The investigators used data reported to the CDC along with annual Census Bureau population estimates to calculate monthly LD incidence in five mid-Atlantic states: Delaware, Maryland, North Carolina, Pennsylvania, and Virginia. They also obtained meteorologic data, including rainfall and temperature information for each state, from the National Climatic Data Center. The investigators evaluated the relationship between legionellosis rates and climatic variables using Pearson's correlation coefficient (r) and a Poisson regression model.

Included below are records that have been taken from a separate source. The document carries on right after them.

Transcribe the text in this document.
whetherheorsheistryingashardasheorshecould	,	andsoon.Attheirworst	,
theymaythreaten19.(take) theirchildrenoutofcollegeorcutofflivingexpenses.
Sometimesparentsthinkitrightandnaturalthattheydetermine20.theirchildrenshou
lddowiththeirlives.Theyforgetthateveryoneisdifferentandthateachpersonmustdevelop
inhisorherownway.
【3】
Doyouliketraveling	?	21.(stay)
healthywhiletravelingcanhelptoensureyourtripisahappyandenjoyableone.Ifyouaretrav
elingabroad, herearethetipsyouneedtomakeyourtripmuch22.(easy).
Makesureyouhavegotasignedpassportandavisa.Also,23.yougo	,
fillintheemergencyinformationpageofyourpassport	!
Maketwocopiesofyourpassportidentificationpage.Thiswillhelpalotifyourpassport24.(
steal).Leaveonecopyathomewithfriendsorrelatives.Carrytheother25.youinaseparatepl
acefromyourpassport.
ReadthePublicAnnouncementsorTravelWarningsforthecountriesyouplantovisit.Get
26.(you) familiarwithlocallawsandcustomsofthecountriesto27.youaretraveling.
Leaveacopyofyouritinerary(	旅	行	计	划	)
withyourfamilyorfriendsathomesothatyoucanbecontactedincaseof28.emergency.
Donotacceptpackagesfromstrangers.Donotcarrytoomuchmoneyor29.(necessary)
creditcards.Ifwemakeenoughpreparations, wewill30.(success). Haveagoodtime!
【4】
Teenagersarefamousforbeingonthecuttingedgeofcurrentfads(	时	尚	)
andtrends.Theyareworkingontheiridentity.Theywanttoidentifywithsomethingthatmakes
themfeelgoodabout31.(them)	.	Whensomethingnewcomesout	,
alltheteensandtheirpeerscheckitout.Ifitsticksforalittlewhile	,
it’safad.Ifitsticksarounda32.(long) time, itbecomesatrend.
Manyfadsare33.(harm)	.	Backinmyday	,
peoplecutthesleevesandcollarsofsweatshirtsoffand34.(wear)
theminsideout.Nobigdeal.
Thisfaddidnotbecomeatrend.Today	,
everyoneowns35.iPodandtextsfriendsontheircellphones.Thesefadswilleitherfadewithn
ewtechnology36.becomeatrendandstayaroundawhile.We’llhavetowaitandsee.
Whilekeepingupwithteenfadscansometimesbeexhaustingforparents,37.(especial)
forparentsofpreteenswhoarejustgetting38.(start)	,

They found that from January to August 2003, there were 374 reported sporadic cases in the five states compared with an average of 161 cases (range, 107-225) during the same months over the previous 13 years. The correlations for legionellosis were 0.40 for rainfall, 0.39 for temperature, and 0.53 for the combination of temperature and rain (P < .01 for all). Using the Poisson model, they found a linear relationship between rainfall and relative risk for legionellosis. The model showed that an increase of 2.6 inches in the monthly average rainfall from May to September 2003 corresponded to a 24% increased risk of legionellosis. The results held up even when they controlled for variables such as changes in surveillance practices or in the urine antigen test now widely used to screen for Legionella infections.

The investigators speculated that the increase in legionellosis could be due to a temporary compromise of public water supplies.

"What we found is consistent with the ecology of the organism. We know that Legionella is a waterborne organism and we know that it grows fast in warm temperatures, so it makes sense that if water quality changes, perhaps related to disinfectants in the water supply or an increase in particulate matter that supports growth of Legionella, that legionellosis cases may increase," Dr. Hicks told Medscape.

"We cannot say that there is absolutely a causal relationship at this point, and heavy rainfall does not lead directly to an increase in legionellosis cases, but we can see that it may lead to some sort of change in conditions that would lead to legionellosis," she said.

An epidemiologist from a notoriously soggy state told Medscape that larger climatic factors than rainfall alone may be at work.

"I think it's very interesting the way that rates [of legionellosis] do seem to change in certain situations, and I think it probably is multifactorial and may be related to actual change in climate than to the rainfall itself, because you would expect that in western Washington, where we have a much higher average rainfall than they do in say, Pennsylvania, that we would have lots of cases of Legionella, said Jo Hofmann, MD, an epidemiologist for communicable diseases for the state of Washington. "It's interesting, but it would be more interesting to follow it for a longer period of time as climate changes throughout the world." Dr. Hofmann attended the presentation and commented on it for Medscape. She was not involved in the study.

Dr. Hicks and colleagues recommend increased vigilance for legionellosis during times of abnormally high rainfall and suggest that "identification of the specific environmental sources that support transmission during heavy rainfall may lead to opportunities for prevention," according to their abstract.

IDSA 2004 Annual Meeting: Abstract 751. Presented Oct. 2, 2004.